Die politische Eigenart der Schweiz leuchtet nicht aus sich selbst heraus. Was hier gewachsen ist, konnte von Menschen nicht geschaffen werden. Hier werden Dörfer, Städte und ganze Landstriche mit allen, die in ihnen wohnen, von außen angestrahlt. Hinter allem steht, mehr oder weniger verborgen, der Glanz der Königsherrschaft Jesu Christi. Wo die rechte öffentliche Ordnung und der rechte Staat Maß und Mitte gefunden haben, da sind die Voraussetzungen dafür gegeben, dass „ … wir ein ruhiges und stilles Leben führen können in aller Frömmigkeit und Ehrbarkeit“ (1.Tim 2,2).
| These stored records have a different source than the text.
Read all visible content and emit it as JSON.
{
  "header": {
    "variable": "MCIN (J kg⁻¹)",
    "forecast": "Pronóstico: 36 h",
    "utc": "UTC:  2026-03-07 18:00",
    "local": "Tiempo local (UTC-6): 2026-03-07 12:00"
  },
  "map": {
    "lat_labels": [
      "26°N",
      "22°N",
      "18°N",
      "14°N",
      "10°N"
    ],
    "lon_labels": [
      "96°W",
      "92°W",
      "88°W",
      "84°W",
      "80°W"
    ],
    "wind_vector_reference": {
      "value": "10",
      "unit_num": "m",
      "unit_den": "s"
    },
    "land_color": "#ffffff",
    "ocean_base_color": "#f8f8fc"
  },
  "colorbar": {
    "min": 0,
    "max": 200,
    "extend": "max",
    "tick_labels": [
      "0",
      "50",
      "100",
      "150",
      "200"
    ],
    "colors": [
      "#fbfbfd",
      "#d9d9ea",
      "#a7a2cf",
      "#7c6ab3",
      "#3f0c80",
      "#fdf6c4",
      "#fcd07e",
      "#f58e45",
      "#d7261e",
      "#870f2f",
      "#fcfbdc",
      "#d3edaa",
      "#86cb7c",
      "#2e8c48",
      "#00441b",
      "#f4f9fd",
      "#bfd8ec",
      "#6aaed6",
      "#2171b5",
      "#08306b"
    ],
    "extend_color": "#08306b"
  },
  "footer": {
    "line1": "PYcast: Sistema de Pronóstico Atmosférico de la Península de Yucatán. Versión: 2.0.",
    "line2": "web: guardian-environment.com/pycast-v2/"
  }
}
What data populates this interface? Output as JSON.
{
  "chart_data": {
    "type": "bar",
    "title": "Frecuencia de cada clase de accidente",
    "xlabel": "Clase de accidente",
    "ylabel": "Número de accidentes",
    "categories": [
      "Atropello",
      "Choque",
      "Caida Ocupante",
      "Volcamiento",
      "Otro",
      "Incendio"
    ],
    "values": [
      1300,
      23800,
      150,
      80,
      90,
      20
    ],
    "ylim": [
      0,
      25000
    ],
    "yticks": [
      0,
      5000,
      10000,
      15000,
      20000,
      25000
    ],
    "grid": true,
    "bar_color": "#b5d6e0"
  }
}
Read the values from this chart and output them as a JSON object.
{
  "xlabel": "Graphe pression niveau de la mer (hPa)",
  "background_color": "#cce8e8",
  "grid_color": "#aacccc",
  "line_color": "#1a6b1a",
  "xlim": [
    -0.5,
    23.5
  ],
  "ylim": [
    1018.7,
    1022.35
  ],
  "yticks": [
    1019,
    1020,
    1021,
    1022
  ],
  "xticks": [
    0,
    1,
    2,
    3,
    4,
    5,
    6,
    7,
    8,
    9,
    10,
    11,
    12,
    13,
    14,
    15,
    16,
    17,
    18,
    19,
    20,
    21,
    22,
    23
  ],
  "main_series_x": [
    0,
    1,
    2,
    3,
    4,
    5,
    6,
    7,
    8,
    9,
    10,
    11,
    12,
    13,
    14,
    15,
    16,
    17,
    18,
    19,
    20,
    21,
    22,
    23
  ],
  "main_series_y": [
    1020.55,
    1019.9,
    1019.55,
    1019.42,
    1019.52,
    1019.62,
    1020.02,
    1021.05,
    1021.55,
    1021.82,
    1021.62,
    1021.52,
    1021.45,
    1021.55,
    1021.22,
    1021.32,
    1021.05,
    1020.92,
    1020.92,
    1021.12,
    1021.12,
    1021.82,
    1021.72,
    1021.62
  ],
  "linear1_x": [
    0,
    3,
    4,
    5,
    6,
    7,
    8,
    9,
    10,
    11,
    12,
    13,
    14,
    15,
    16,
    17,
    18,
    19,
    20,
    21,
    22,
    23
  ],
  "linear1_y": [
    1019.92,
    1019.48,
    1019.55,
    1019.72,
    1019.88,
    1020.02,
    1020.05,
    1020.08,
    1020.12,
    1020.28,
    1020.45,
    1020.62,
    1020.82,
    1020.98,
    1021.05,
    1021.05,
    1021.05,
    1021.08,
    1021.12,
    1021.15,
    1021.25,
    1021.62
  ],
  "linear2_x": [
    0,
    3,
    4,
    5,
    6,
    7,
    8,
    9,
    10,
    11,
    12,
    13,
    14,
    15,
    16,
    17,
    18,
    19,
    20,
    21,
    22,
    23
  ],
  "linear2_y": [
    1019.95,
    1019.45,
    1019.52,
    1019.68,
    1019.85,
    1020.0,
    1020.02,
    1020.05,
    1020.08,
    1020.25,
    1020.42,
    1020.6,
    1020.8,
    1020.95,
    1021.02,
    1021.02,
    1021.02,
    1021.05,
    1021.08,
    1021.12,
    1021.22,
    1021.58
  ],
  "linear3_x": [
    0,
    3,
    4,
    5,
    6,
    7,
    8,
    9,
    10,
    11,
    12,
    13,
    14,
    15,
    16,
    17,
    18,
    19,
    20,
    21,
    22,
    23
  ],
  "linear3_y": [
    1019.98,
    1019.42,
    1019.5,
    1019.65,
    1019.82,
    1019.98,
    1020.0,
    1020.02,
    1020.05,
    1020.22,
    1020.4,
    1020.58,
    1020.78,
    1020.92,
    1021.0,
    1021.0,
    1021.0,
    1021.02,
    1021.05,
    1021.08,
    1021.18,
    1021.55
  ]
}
Christengemeinde und Bürgergemeinde

Darauf, wie Karl Barth dann in seiner 1946 direkt nach dem Kriege verfassten Schrift: „Christengemeinde und Bürgergemeinde“ das Verhältnis von Kirche und Staat beschriebt, kann hier nur hingewiesen werden. Die Definition Barths ist genial: In der Bürgergemeinde geht es um die äußere, relative, vorläufige Humanisierung des Zusammenlebens in einem Land. Das Besondere der Christengemeinde ist es demgegenüber, dass hier die Menschen in ihrem Innersten beteiligt sind, dass sie in all ihrem Denken und Handeln von Gott her erfasst sind und auf Gott hin ausgerichtet werden und dass das, was hier gedacht, geglaubt und getan wird, in der Ewigkeit Bestand hat. Damit ist das, was in der Christengemeinde geschieht, gegenüber dem, was in der Bürgergemeinde geschieht, das Klarere, Größere und Wichtigere. Was dies im Einzelnen heißt, müsste in einem weiteren Artikel entfaltet werden.